Su padre estaba en lo cierto. Incluso con la tormenta, las huellas de Pedro eran visibles. Al comprobar lo profundamente que se había hundido, se sintió enfermar.


A medida que se adentraban en el bosque, la nieve caía con más fuerza.


–¡Pedro! –Paula sentía tal opresión en el pecho que temió sufrir un ataque.


–Le dije a tu madre que, si no volvíamos en una hora, llamara para pedir ayuda.


–¿Cómo conseguiste traerla?


–No lo hice. Ella misma decidió tomar los tranquilizantes solo por la noche. Y quiso venir.


–Eso es estupendo –los dientes de Paula empezaron a castañetear, por el frío y el miedo. Y se le ocurrió que, si su madre se encontraba mejor, debería haber llamado. ¿Seguía enfadada?


–¡Pedro! –gritó su padre.


–¿Luis? –respondió una voz en la oscuridad, seguido de un extraño ruido de arrastre.


–Pedro. Gracias a Dios –al verlo, las lágrimas rodaron por las mejillas de Paula. Con toda la rapidez que le permitían las raquetas, corrió hacia él y, tras rodearle el cuello con los brazos, lo besó en los labios sin importarle que su padre estuviera mirando–. Tenía tanto miedo de que te hubiera sucedido algo. ¿Por qué has tardado tanto?


–¿Tú qué crees? Fue por tu árbol –tras devolverle el beso, Pedro señaló a su espalda.


–¿Por qué elegiste uno tan grande? –preguntó Luis.


–Tu hija lo quería enorme. Temía que, si llegaba a casa con algo más pequeño, no me dejaría entrar –Pedro rio–. Lo que me dio fuerzas para seguir fue la imagen de una taza de café.

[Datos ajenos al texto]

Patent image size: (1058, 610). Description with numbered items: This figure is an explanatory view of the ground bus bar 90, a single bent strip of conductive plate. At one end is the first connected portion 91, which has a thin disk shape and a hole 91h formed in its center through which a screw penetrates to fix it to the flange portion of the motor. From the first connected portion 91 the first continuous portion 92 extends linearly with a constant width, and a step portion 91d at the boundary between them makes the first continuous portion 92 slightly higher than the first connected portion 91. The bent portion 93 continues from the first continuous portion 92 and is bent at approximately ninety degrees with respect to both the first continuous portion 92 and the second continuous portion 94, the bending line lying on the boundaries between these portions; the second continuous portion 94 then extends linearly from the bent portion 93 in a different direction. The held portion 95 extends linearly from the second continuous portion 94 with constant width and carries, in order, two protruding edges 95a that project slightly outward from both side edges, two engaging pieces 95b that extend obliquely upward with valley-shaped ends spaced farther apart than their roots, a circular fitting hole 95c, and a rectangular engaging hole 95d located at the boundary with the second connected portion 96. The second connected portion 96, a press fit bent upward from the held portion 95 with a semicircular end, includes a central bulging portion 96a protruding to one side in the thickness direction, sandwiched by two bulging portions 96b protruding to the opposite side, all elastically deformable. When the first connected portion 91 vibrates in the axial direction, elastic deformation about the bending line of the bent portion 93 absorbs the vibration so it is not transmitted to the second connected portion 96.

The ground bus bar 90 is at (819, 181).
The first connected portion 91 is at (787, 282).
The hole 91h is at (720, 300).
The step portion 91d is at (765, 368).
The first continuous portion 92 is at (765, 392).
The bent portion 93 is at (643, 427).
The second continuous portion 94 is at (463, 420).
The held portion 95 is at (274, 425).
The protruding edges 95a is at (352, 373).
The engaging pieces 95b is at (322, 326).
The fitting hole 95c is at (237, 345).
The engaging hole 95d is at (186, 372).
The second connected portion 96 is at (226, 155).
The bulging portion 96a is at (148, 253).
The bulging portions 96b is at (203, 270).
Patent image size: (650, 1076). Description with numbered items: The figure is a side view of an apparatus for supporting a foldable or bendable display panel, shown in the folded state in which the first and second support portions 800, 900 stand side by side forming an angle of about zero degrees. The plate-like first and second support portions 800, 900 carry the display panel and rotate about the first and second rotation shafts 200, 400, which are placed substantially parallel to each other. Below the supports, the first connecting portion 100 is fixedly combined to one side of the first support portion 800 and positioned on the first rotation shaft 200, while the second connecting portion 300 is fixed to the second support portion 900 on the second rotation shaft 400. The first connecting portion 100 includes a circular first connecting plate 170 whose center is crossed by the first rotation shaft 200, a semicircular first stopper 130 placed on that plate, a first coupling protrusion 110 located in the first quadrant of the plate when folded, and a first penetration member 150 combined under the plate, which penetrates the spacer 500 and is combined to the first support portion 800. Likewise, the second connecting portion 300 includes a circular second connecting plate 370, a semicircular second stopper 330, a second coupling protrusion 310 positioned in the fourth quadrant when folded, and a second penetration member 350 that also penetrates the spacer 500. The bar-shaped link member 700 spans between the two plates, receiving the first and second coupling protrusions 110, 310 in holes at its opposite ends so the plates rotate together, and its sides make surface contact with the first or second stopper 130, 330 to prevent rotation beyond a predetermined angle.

–Qué tonto –Paula sacudió la cabeza–. Te habría prometido un suministro vitalicio de café con tal de que regresaras antes.


–Y yo te habría tomado la palabra –Pedro le guiñó un ojo–, pero no me atrevía a regresar sin el árbol.


****

–Estás a salvo –Ana abrió la puerta y se santiguó.


–Siento haberos asustado –estupefacto, Pedro optó por no mencionar nada sobre el aspecto de su exsuegra. Por el bien de Paula, esperaba que marcara el inicio del regreso a la unión entre madre e hija–. Todo este asunto del árbol de Navidad se nos escapó de las manos.


Paula al menos tuvo la decencia de sonrojarse al oír la queja de Pedro.


–No debería habértelo pedido.


–Ya que tenemos aquí el árbol, lo mejor será colocarlo de pie –observó Luis–. A tu hermana le gustaba frente a la ventana, ¿verdad, Paula?


–Quitaré el arbolito ese de en medio –ella asintió.


De nuevo en la calle, Pedro intentó, otra vez sin suerte, arrancar la motosierra para recortar las ramas inferiores.


–¿Me permites? –preguntó Luis.


–Adelante –él se hizo a un lado.


La estúpida máquina arrancó a la primera, haciéndole sentir como un crío de doce años.


–Con esto debería bastar –minutos después, el padre de Paula, terminó su labor.


–Tiene buen aspecto –más que ansioso por terminar con aquello, Pedro agarró el árbol por la base del tronco para llevarlo al interior de la casa.


–Un momento –Luis le bloqueó el paso a las escaleras del porche–. Ya que estamos solos, ¿te importaría explicarme lo de ese beso?